Eschewing a linear path, the film is a kaleidoscope of Ebert’s life in totality. We see him first in a hospital bed as he fights complications from cancer of the jaw. Ebert can neither speak, drink nor eat— a difficult toxin to accept and a harsh twist of fate for such a glib and verbally flexible man who won the Pulitzer Prize. But rather than wallow, he types away. As he describes it, he was surrounded by words all of his life. Language is Ebert’s constellation and it always will be. In this new beginning, nothing has changed.
It is Roger Ebert’s new chair, connected to his words like an umbilical cord that bring him back as a young man working the sports beat for The News-Gazette as he burned the midnight oil.
In 1963, he became Editor-in-Chief for The Daily Illini, writing a scathing and eloquent lament for the horrendous bombing death of four Birmingham girls at the hands of white supremacists. During the Kennedy Assassination, Roger literally “stopped the presses” as there was a cartoon of a rooster holding a gun adjacent to the murder of JFK spread.
Ebert became a film critic for the Chicago Sun-Times and he gained a following for being energetic, honest and brutal, but not acidic, if a film asked for it.
He went to bars, sought the company of hookers, held court, fearlessly bragged and drank more, even to the point of collapse.
Later Ebert would join AA. And he was one of the first to be vocal about his alcoholism.
Language could never steer him wrong.
Ebert met the soft porn wizard, Russ Meyer, became bamboozled by big breasts and wrote a screenplay.
In 1975, PBS approached him to do a TV show. It became Sneak Previews with Gene Siskel and Roger Ebert. Roger looked like a hedgehog in big round glasses and heavy sweater, while Gene came across as a pedantic know-it-all, as far away from the average person as he was tall. Yet, both of them made film accessible and, better yet, entertaining.
The cinema salon, untethered by education or degrees was now in the suburban living room.
The most fun in “Life Itself” comes from the verbal combat between Roger and Gene. Roger despises Gene’s more hard line opinions, while Gene calls him an “asshole.” They disagree on many films from “Full Metal Jacket” to “Blue Velvet.”
It is fun to watch such cellulose burn with Siskel leaping from his chair and Ebert percolating in snarls of fury.
The film hints that Ebert may have been jealous of Siskel’s more outwardly prolific life (e.g. family and acceptance in The Playboy Mansion).
But who knows. As Ebert is an inspiration to a once coke-addicted Scorsese, and a life affirming beacon to Werner Herzog, I think Roger had him beat.
While there is little mention of the bawdy Ebert who no doubt worked closely with Russ Meyer and The Sex Pistols and no mention of the young one who got interested in film through reading Mad Magazine, “Life Itself” is wonderful in showing Ebert as he is.
Above all else it shows a comprehensive and human cinematic mind racing against time to meet the next article.

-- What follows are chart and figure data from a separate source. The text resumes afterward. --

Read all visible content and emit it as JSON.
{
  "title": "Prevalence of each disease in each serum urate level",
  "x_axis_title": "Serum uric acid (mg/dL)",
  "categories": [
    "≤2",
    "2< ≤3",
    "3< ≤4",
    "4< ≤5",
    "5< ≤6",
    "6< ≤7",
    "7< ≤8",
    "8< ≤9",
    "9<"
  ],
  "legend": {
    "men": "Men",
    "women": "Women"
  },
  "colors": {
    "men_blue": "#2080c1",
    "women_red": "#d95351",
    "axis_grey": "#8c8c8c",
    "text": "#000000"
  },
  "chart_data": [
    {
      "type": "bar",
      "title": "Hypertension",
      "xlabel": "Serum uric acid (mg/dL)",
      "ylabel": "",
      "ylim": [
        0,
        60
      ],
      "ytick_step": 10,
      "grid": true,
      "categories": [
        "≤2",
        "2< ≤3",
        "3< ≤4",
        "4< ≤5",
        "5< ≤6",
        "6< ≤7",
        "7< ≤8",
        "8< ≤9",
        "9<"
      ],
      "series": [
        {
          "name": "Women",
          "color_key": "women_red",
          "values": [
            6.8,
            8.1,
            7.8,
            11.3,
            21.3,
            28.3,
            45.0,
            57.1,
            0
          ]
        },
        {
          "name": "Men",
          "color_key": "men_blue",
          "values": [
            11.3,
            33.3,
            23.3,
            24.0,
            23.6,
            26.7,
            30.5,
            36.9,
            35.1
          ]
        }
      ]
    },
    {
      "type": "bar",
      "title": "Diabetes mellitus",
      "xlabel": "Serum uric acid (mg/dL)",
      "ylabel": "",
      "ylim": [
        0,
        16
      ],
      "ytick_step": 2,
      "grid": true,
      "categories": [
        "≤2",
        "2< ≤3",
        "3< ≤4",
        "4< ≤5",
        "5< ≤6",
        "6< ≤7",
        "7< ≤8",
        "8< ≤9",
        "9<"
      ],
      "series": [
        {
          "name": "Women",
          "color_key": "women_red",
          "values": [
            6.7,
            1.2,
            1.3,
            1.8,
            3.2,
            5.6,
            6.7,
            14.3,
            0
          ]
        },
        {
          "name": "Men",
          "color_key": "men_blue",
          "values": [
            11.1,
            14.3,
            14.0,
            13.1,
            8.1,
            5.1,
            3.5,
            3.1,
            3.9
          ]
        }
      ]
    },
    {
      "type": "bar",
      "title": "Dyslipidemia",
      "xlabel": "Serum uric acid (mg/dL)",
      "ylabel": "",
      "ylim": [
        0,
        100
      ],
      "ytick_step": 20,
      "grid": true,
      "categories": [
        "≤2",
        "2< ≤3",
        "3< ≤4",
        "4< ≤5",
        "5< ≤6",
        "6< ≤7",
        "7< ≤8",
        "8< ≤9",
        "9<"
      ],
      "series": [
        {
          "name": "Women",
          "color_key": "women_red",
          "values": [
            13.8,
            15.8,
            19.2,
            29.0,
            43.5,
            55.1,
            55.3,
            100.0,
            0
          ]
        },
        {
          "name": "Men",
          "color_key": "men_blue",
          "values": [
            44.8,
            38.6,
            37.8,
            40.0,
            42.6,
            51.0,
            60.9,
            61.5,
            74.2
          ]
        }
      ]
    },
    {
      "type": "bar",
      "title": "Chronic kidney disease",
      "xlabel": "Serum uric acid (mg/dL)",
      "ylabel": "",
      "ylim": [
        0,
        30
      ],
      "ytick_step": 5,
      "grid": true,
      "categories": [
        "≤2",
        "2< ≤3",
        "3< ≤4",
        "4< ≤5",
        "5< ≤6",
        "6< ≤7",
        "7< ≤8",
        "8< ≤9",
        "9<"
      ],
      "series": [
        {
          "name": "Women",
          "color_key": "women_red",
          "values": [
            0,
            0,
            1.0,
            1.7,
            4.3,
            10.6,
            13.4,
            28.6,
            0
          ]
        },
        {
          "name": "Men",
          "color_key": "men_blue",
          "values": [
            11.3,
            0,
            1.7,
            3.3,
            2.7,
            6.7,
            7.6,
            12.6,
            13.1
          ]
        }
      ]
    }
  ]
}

Roger is spurred on by the voluptual love and full falsetto romance (and who wouldn’t be) of Chaz Ebert and their film savvy children.
While some of the medically intimate details make hard viewing, coupled with Chaz’s flowing tears, “Life Itself” does not dwell in sadness.
Roger Ebert, in a parallel to the physicist Stephen Hawking, has given a quantum leap bringing the often esoteric language of cinema with coherence to nearly everyone worldwide.
This is enough of a gift, but a more lasting one, remains Ebert’s belief that the cinema is an emotive motion-filled and transcendent experience, necessary in creating channels of empathy along with the forging of roots to better ourselves as thinking people, brave in whatever obsessions we might have.